Eden laughed. “No, it’s not.”
“I don’t need anything.” Jos blinked hard. Furiously. She was afraid to let the tears fall. Afraid that if she did, that old adage about never stopping would come true. She didn’t like to be a cliché.
“You can cry if you want.” Eden, as always, saw past everything Jos was trying to hide. She reached out, her fingers skating along the back of one of Jos’ curled fists. She eased her hand open, eased it into hers, then led Jos, who was still blinded by the tears she was trying to hold back, into a plain living room.
The carpet was old, and the walls were white, but the couch was an expensive leather sectional. Probably Italian. Jos liked furniture. She knew good furniture. Eden had apparently not been able to leave all the trappings of her old life behind, but that was probably her parents’ insisting. She imagined Eden rolling her eyes. Smiling, laughing, tossing her hair in a sassy way, then relenting because it made her mom and dad feel better and she didn’t want them to worry, because while she wanted to live her own life, she loved them fiercely.
That was the only kind of way that people like Eden loved.
I want that. I want to be worthy of that.
Jos hit the couch hard. It was equally as hard as her momentum. It wasn’t at all comfortable. Eden sunk down with grace beside her. She didn’t release her hand. Jos stared at the wall, at a TV stand and a huge TV that was paused on a romantic comedy. A cheesy one. One of the worst.
“You like this?”
Eden snorted. “Believe it or not, it’s my favorite.”

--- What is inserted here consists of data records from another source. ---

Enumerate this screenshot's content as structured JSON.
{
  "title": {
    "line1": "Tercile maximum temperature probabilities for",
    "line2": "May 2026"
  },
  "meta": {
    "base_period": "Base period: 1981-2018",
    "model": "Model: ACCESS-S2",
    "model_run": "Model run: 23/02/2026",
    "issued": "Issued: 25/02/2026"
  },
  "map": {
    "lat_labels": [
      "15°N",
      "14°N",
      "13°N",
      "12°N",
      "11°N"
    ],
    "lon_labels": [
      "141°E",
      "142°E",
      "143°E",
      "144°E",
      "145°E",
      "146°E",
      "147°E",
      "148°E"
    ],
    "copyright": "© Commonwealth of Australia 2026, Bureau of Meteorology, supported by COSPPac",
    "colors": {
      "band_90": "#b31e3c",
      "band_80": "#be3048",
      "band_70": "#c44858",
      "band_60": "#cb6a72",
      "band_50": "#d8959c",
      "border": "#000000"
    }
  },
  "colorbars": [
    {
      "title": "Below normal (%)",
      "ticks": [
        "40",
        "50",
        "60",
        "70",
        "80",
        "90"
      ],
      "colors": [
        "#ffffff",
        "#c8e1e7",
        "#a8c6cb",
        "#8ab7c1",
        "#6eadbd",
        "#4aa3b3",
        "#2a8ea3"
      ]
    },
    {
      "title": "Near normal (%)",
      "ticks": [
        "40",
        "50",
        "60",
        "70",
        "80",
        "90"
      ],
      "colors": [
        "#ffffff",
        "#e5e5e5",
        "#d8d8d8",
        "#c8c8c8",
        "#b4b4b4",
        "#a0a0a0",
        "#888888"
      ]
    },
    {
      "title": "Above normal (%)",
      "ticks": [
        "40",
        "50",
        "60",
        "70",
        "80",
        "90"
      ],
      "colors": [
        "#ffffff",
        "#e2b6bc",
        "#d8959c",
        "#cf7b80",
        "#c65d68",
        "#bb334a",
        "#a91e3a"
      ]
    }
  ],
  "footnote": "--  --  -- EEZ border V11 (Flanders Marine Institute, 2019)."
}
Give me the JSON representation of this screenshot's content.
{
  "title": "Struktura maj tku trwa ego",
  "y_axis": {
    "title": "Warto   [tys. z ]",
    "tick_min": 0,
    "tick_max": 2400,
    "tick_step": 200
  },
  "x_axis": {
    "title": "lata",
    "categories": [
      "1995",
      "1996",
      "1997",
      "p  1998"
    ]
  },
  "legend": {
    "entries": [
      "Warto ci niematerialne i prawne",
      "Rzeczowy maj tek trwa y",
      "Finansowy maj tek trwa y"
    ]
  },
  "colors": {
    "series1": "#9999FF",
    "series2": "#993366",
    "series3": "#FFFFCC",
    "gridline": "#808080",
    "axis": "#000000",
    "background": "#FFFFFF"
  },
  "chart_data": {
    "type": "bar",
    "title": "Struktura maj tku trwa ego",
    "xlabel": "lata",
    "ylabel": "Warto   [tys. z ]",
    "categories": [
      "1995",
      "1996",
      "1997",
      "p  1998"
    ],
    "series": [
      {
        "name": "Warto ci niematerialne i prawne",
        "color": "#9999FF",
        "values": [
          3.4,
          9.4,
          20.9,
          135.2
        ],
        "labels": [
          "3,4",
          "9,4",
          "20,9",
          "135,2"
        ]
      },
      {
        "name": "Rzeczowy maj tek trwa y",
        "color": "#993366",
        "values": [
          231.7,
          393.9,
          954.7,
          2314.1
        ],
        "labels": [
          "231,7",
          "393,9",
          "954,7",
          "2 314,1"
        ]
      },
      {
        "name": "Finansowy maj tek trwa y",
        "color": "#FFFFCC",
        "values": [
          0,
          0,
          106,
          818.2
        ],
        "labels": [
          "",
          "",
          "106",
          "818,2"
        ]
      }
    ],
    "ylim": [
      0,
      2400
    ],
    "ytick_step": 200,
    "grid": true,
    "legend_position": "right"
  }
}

Of course it was. Because Eden was a normal person with normal emotions. She knew how to care. She knew how to live. She wasn’t damaged from childhood on. She had passions that she chased. She had enough sass to fill up the entire world, but she could be soft and gentle and nurturing. She deserved so much better than what Jos knew she could ever offer.
“Stop,” Eden commanded firmly. She tapped Jos’ chin, turning her to face her. “Stop thinking so much. You’re obviously upset, because your emotions are showing all over your face. I can read every single one of them. You came to talk. You came to tell me something. So, say it. I want to hear it. I want to know why you’re here.”
Her words might have been harsh and demanding and unyielding, but it was what Jos needed. Someone to tell her the truth. Always, always the truth.
“It might sound incredibly stupid,” Jos said. Because I was the one to chase you away and tell you no and keep you at bay. “But I missed you.”
She took a shaky breath. The tears were doing more than threatening. They were quickly becoming a reality she had no hope of controlling. Through the shine, she could see Eden’s face. Swimming, but still beautiful. She watched the pulse thrum at the side of her throat. She watched her lips part and her eyes kept on shining with so much tenderness.
“That’s not stupid. Not at all. I missed you as well.”
“But we work together. We see each other all the time.”
“That’s not the same.”
“No, it’s not.” Jos lowered her eyes. “I wanted to tell you that I’m sorry. I shouldn’t have lied to you. I should have just told you abou
t the contract extension. You know now that my job is the one thing I’ve clung to all these years, and I knew you wouldn’t take the offer if I told you that I was going to benefit from it.”